In 2010, I launched my e-commerce venture. That was the time when Flipkart had started selling electronics online. Snapdeal was only selling discount coupons. My platform offered almost everything my customers demanded, from cars to cinema tickets. We were not offering great deals but a great convenience,with everything at the best possible prices. When our customers started telling us how Flipkart was offering laptops and cameras at much lower prices and that Snapdeal was offering meals in fine dining places at 60% discount, we started investigating their model, and began talking to brands and restaurants. We discovered that most of these deals were listed at marked-up MRPs and then were displayed as fabulous discounts. We shared these facts with our customers to close our sales, but these guys played on a much larger scale, and it wasn’t possible for us to expose every transaction. By-and-large Indian consumers can be fooled by displaying big discount offers. But we found this unethical! Consumers looking for convenience and assurance stayed with us, however a large number of people enticed by attractive-looking deals started getting sucked into aggressive marketing campaigns.
My view is that the overall e-commerce space in India has been seeded on the wrong foundation.Unfortunately,global venture capital firms have endorsed this model by funding billions to cover the trading losses generated by these ventures to lure the consumers. The only beneficiaries are consumers and brands selling their products. Recent boycott threats by some of the consumer goods brands of Flipkart has shown very clearly that undercutting of their prices by them has started affecting their business in the brick-and-mortar space.
In western markets, e-commerce was launched with the basic principle of building shopping assurance and convenience to the consumers.Since the consumers in those markets were willing to pay for that service, e-commerce ventures did not have to go through the trading loss cycle.

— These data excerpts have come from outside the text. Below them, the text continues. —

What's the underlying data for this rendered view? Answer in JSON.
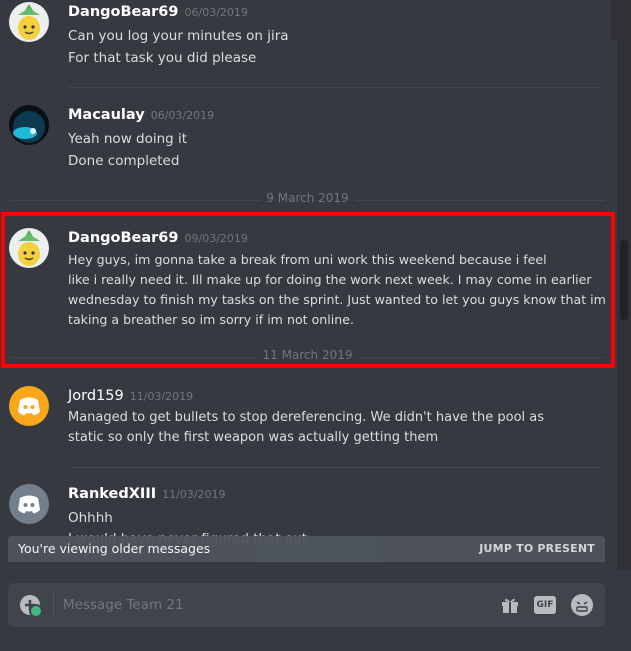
{
  "messages": [
    {
      "username": "DangoBear69",
      "timestamp": "06/03/2019",
      "lines": [
        "Can you log your minutes on jira",
        "For that task you did please"
      ],
      "avatar_icon": "pineapple-icon"
    },
    {
      "username": "Macaulay",
      "timestamp": "06/03/2019",
      "lines": [
        "Yeah now doing it",
        "Done completed"
      ],
      "avatar_icon": "landscape-icon"
    },
    {
      "username": "DangoBear69",
      "timestamp": "09/03/2019",
      "lines": [
        "Hey guys, im gonna take a break from uni work this weekend because i feel",
        "like i really need it. Ill make up for doing the work next week. I may come in earlier",
        "wednesday to finish my tasks on the sprint. Just wanted to let you guys know that im",
        "taking a breather so im sorry if im not online."
      ],
      "avatar_icon": "pineapple-icon"
    },
    {
      "username": "Jord159",
      "timestamp": "11/03/2019",
      "lines": [
        "Managed to get bullets to stop dereferencing. We didn't have the pool as",
        "static so only the first weapon was actually getting them"
      ],
      "avatar_icon": "discord-icon",
      "avatar_color": "#faa61a"
    },
    {
      "username": "RankedXIII",
      "timestamp": "11/03/2019",
      "lines": [
        "Ohhhh",
        "I would have never figured that out"
      ],
      "avatar_icon": "discord-icon",
      "avatar_color": "#747f8d"
    }
  ],
  "dividers": {
    "d1": "9 March 2019",
    "d2": "11 March 2019"
  },
  "older_bar": {
    "text": "You're viewing older messages",
    "jump": "JUMP TO PRESENT"
  },
  "composer": {
    "placeholder": "Message Team 21",
    "gif_label": "GIF"
  },
  "colors": {
    "background": "#36393f",
    "highlight": "#ff0000",
    "text": "#dcddde",
    "muted": "#72767d"
  }
}
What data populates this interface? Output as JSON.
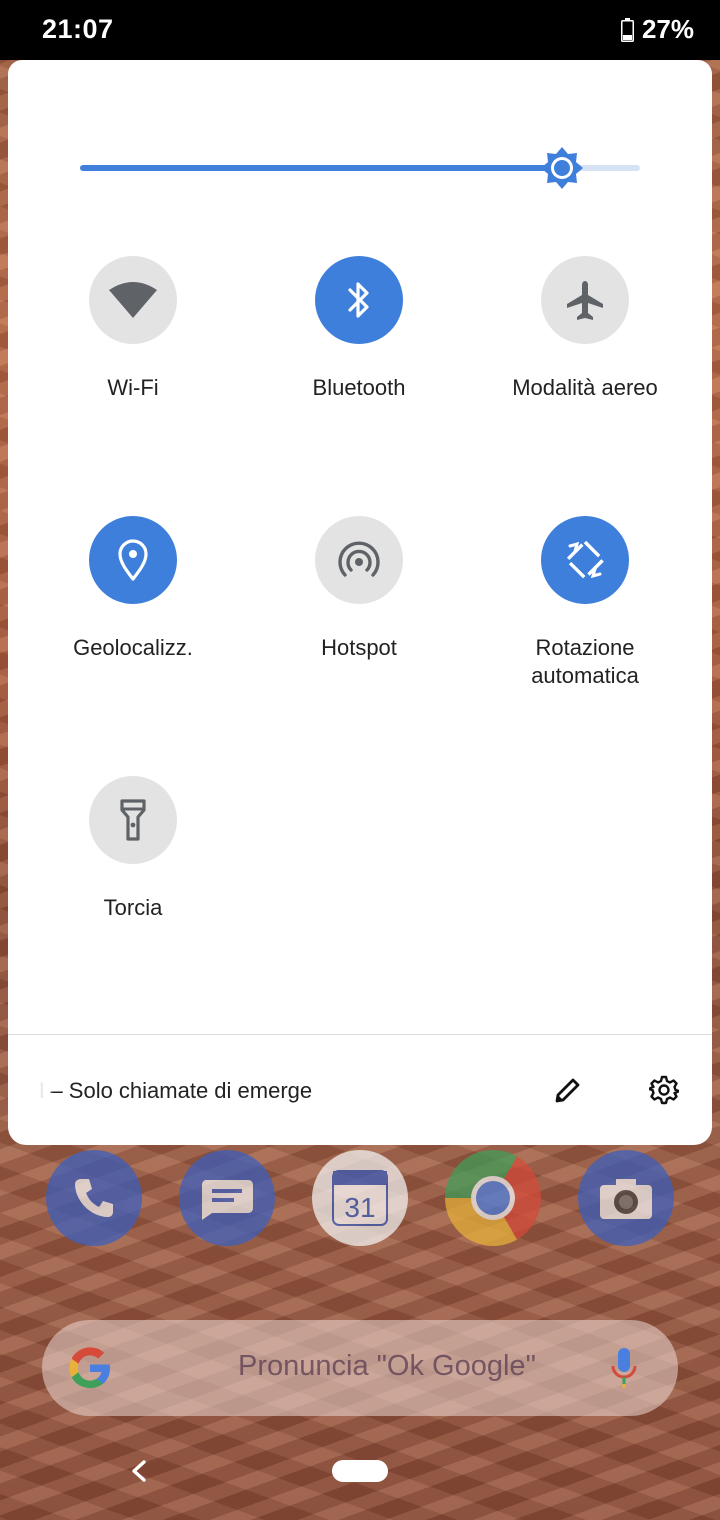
{
  "status_bar": {
    "time": "21:07",
    "battery": "27%",
    "battery_level": 0.27
  },
  "brightness": {
    "level": 0.86
  },
  "tiles": [
    {
      "label": "Wi-Fi",
      "icon": "wifi-icon",
      "active": false
    },
    {
      "label": "Bluetooth",
      "icon": "bluetooth-icon",
      "active": true
    },
    {
      "label": "Modalità aereo",
      "icon": "airplane-icon",
      "active": false
    },
    {
      "label": "Geolocalizz.",
      "icon": "location-icon",
      "active": true
    },
    {
      "label": "Hotspot",
      "icon": "hotspot-icon",
      "active": false
    },
    {
      "label": "Rotazione automatica",
      "icon": "auto-rotate-icon",
      "active": true
    },
    {
      "label": "Torcia",
      "icon": "flashlight-icon",
      "active": false
    }
  ],
  "footer": {
    "carrier_text": "M – Solo chiamate di emerge",
    "edit_icon": "pencil-icon",
    "settings_icon": "gear-icon"
  },
  "dock": {
    "apps": [
      {
        "name": "phone-app-icon"
      },
      {
        "name": "messages-app-icon"
      },
      {
        "name": "calendar-app-icon",
        "label": "31"
      },
      {
        "name": "chrome-app-icon"
      },
      {
        "name": "camera-app-icon"
      }
    ]
  },
  "search": {
    "placeholder": "Pronuncia \"Ok Google\""
  },
  "colors": {
    "accent": "#3f7fdc",
    "tile_off": "#e3e3e3",
    "icon_off": "#5f6368"
  }
}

They had to fund the scale-up cycle to make their overall operations viable across the business.
The Indian consumer is different,always looking for deals and shall continue to do so! Their loyalties will always be linked to discounts. The Indian consumer is used to a below-average quality of service and in fact don’t value great service and is obviously not willing to pay for that at all. Although all these big brands in e-commerce, Flipkart, Snapdeal, Amazon etc., are scaling up their consumer base and sales transactions, they are doing this largely due to unsustainable discounts they offer by sacrificing trading margins.
On top of that, they also have to fund a basic level of logistics costs to deliver within a promised time delivery time.
That means the higher the sale higher the loss.
I don’t think this strategy is giving them any visibility of reducing this loss in the near terms.
The key challenge will be to build purchase efficiency and use these to offer the discounts. The cost of logistics can also be lowered by using the existing infrastructure for scaled up business.
In the current business model,reducing this loss is looking impossible as of now, unless these companies work towards further refinement of their so called market place model with more decentralization and a realistic approach. The approach which will bring e-commerce and brick-and-mortar retailers to work together and cooperate to service a common consumer! That is why I feel there is a hope for a brick-and-mortar retailer to run a profitable e-commerce business.